Nvidia has unveiled its latest graphics animation enhancement in the shape of Position Based Fluids (PBF), a new realistic fluid simulation tool.
PBF builds on the long standing fluid calculation method know as Smooth Particle Hydrodynamics (SPH) and simplifies it to the point it can be used for real-time animation.
The challenge with existing implementations of the method is that to get sufficient realism requires enforcing incompressibility, and to do this requires having to either calculate at a high frequency (many moments in time) or high particle count, both of which are highly computationally intensive.
"SPH is sensitive to density fluctuations from neighborhood [sic] deficiencies, and enforcing incompressibility is costly due to the unstructured nature of the model...SPH algorithms
often become unstable if particles do not have enough neighbors for accurate density estimate"
"The typical solution is to try to avoid these situations by taking sufficiently small time steps, or by using sufficiently many particles, at the cost of increased computation"
The new Nvidia method, developed by Miles Macklin and Matthias Müller-Fischer, seeks to reduce the computational cost by "formulating and solving a set of positional constraints that enforce constant density". This method "allows similar incompressibility and convergence to modern smoothed particle hydro-dynamic (SPH) solvers, but inherits the stability of the geometric, position based dynamics method, allowing large time steps suitable for real-time applications. " In other words, it allows for a similar effect but using fewer particles and fewer time slices.
The PhysX paper on Position Based Fluids
has been accepted for presentation at SIGGRAPH (Special Interest Group on GRAPHics and Interactive Techniques) 2013.
Furthermore, Miles Macklin has confirmed that since the SIGGRAPH presentation publication he has continued refined the rendering quality and has added “features like spray and foam”.
Video of the original SIGGRAPH submission and the refined version can be seen below.

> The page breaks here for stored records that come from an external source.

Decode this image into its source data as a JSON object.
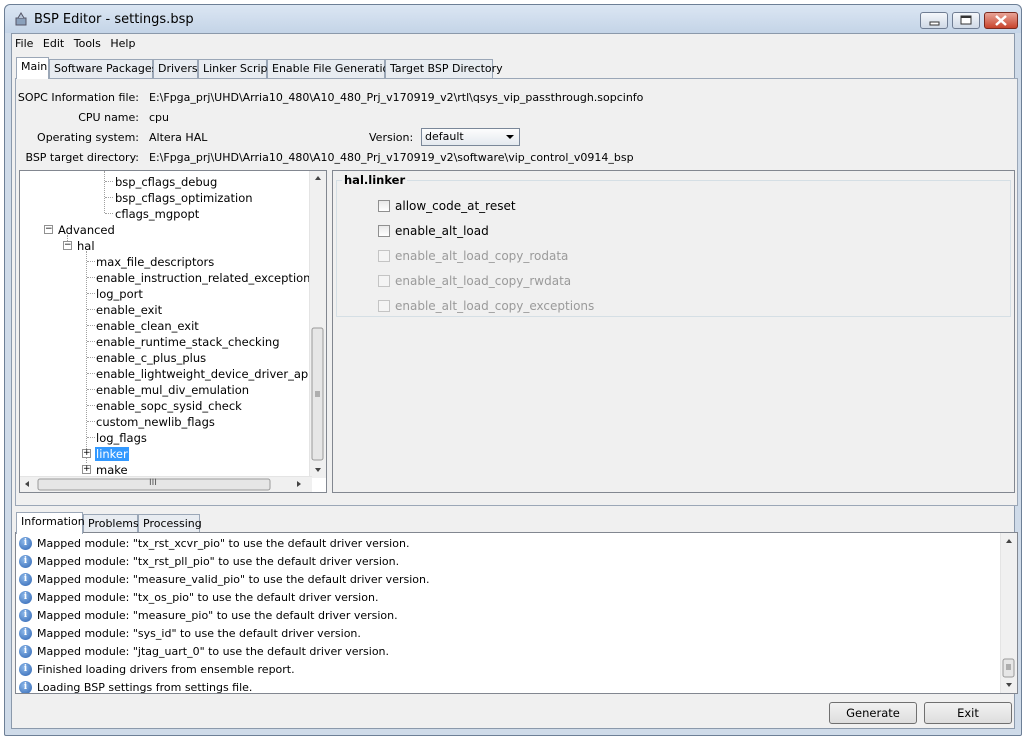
{
  "window": {
    "title": "BSP Editor - settings.bsp"
  },
  "menu": [
    "File",
    "Edit",
    "Tools",
    "Help"
  ],
  "main_tabs": [
    "Main",
    "Software Packages",
    "Drivers",
    "Linker Script",
    "Enable File Generation",
    "Target BSP Directory"
  ],
  "info": {
    "sopc_label": "SOPC Information file:",
    "sopc_value": "E:\\Fpga_prj\\UHD\\Arria10_480\\A10_480_Prj_v170919_v2\\rtl\\qsys_vip_passthrough.sopcinfo",
    "cpu_label": "CPU name:",
    "cpu_value": "cpu",
    "os_label": "Operating system:",
    "os_value": "Altera HAL",
    "version_label": "Version:",
    "version_value": "default",
    "bsp_label": "BSP target directory:",
    "bsp_value": "E:\\Fpga_prj\\UHD\\Arria10_480\\A10_480_Prj_v170919_v2\\software\\vip_control_v0914_bsp"
  },
  "tree": {
    "top_items": [
      "bsp_cflags_debug",
      "bsp_cflags_optimization",
      "cflags_mgpopt"
    ],
    "advanced": "Advanced",
    "hal": "hal",
    "hal_items": [
      "max_file_descriptors",
      "enable_instruction_related_exceptions",
      "log_port",
      "enable_exit",
      "enable_clean_exit",
      "enable_runtime_stack_checking",
      "enable_c_plus_plus",
      "enable_lightweight_device_driver_api",
      "enable_mul_div_emulation",
      "enable_sopc_sysid_check",
      "custom_newlib_flags",
      "log_flags"
    ],
    "linker": "linker",
    "make": "make",
    "hscroll_grip": "III"
  },
  "detail": {
    "group_title": "hal.linker",
    "options": [
      {
        "label": "allow_code_at_reset",
        "enabled": true
      },
      {
        "label": "enable_alt_load",
        "enabled": true
      },
      {
        "label": "enable_alt_load_copy_rodata",
        "enabled": false
      },
      {
        "label": "enable_alt_load_copy_rwdata",
        "enabled": false
      },
      {
        "label": "enable_alt_load_copy_exceptions",
        "enabled": false
      }
    ]
  },
  "bottom_tabs": [
    "Information",
    "Problems",
    "Processing"
  ],
  "log": [
    "Mapped module: \"tx_rst_xcvr_pio\" to use the default driver version.",
    "Mapped module: \"tx_rst_pll_pio\" to use the default driver version.",
    "Mapped module: \"measure_valid_pio\" to use the default driver version.",
    "Mapped module: \"tx_os_pio\" to use the default driver version.",
    "Mapped module: \"measure_pio\" to use the default driver version.",
    "Mapped module: \"sys_id\" to use the default driver version.",
    "Mapped module: \"jtag_uart_0\" to use the default driver version.",
    "Finished loading drivers from ensemble report.",
    "Loading BSP settings from settings file."
  ],
  "buttons": {
    "generate": "Generate",
    "exit": "Exit"
  }
}
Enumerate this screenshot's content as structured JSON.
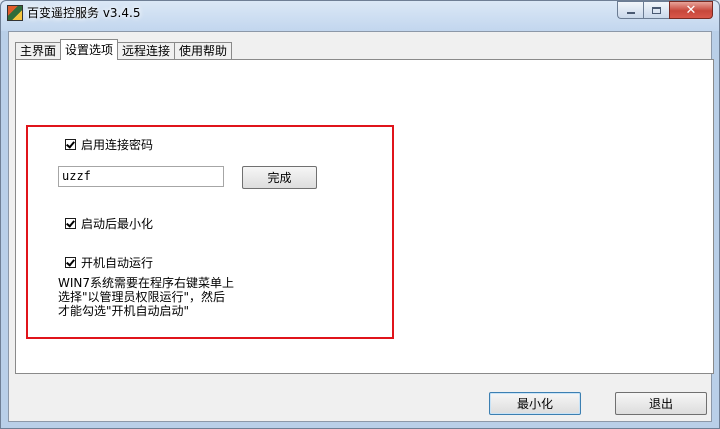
{
  "window": {
    "title": "百变遥控服务 v3.4.5",
    "accent_color": "#e0141b",
    "caption_icons": [
      "minimize-icon",
      "maximize-icon",
      "close-icon"
    ]
  },
  "tabs": [
    {
      "label": "主界面",
      "active": false
    },
    {
      "label": "设置选项",
      "active": true
    },
    {
      "label": "远程连接",
      "active": false
    },
    {
      "label": "使用帮助",
      "active": false
    }
  ],
  "settings": {
    "enable_password": {
      "label": "启用连接密码",
      "checked": true
    },
    "password_value": "uzzf",
    "done_label": "完成",
    "minimize_after_start": {
      "label": "启动后最小化",
      "checked": true
    },
    "auto_run": {
      "label": "开机自动运行",
      "checked": true
    },
    "note_lines": [
      "WIN7系统需要在程序右键菜单上",
      "选择\"以管理员权限运行\"，然后",
      "才能勾选\"开机自动启动\""
    ]
  },
  "footer": {
    "minimize_label": "最小化",
    "exit_label": "退出"
  }
}
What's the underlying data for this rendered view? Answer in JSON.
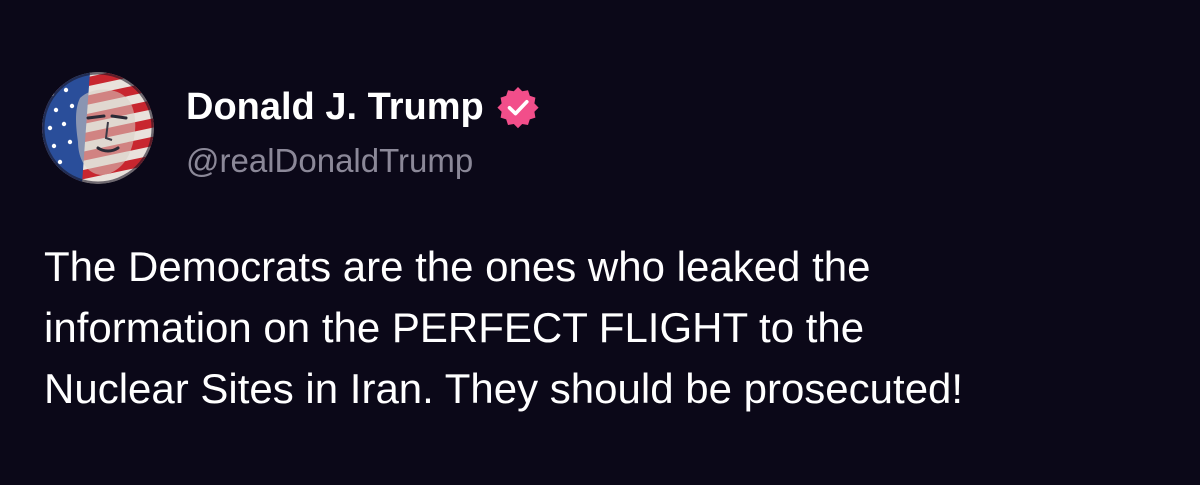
{
  "author": {
    "display_name": "Donald J. Trump",
    "handle": "@realDonaldTrump",
    "verified": true,
    "verified_color": "#f24e8a"
  },
  "post": {
    "lines": [
      "The Democrats are the ones who leaked the",
      "information on the PERFECT FLIGHT to the",
      "Nuclear Sites in Iran. They should be prosecuted!"
    ]
  },
  "theme": {
    "background": "#0b0818",
    "text": "#ffffff",
    "muted": "#8b8898"
  },
  "icons": {
    "avatar": "flag-portrait-avatar",
    "verified": "verified-badge-icon"
  }
}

PBF follows closely on from Nvidia publishing two other real-world animation enhancements, in the shape of Faceworks
and Waveworks. Aimed at reducing the computational cost of accurately depicting facial animations and ocean waves, the two methods can, along with PBF, run in real-time on a single GTX 680.
How long it will be before we see games implementing any of Faceworks, PBF or Waveworks is not yet known but we certainly can't wait until they do.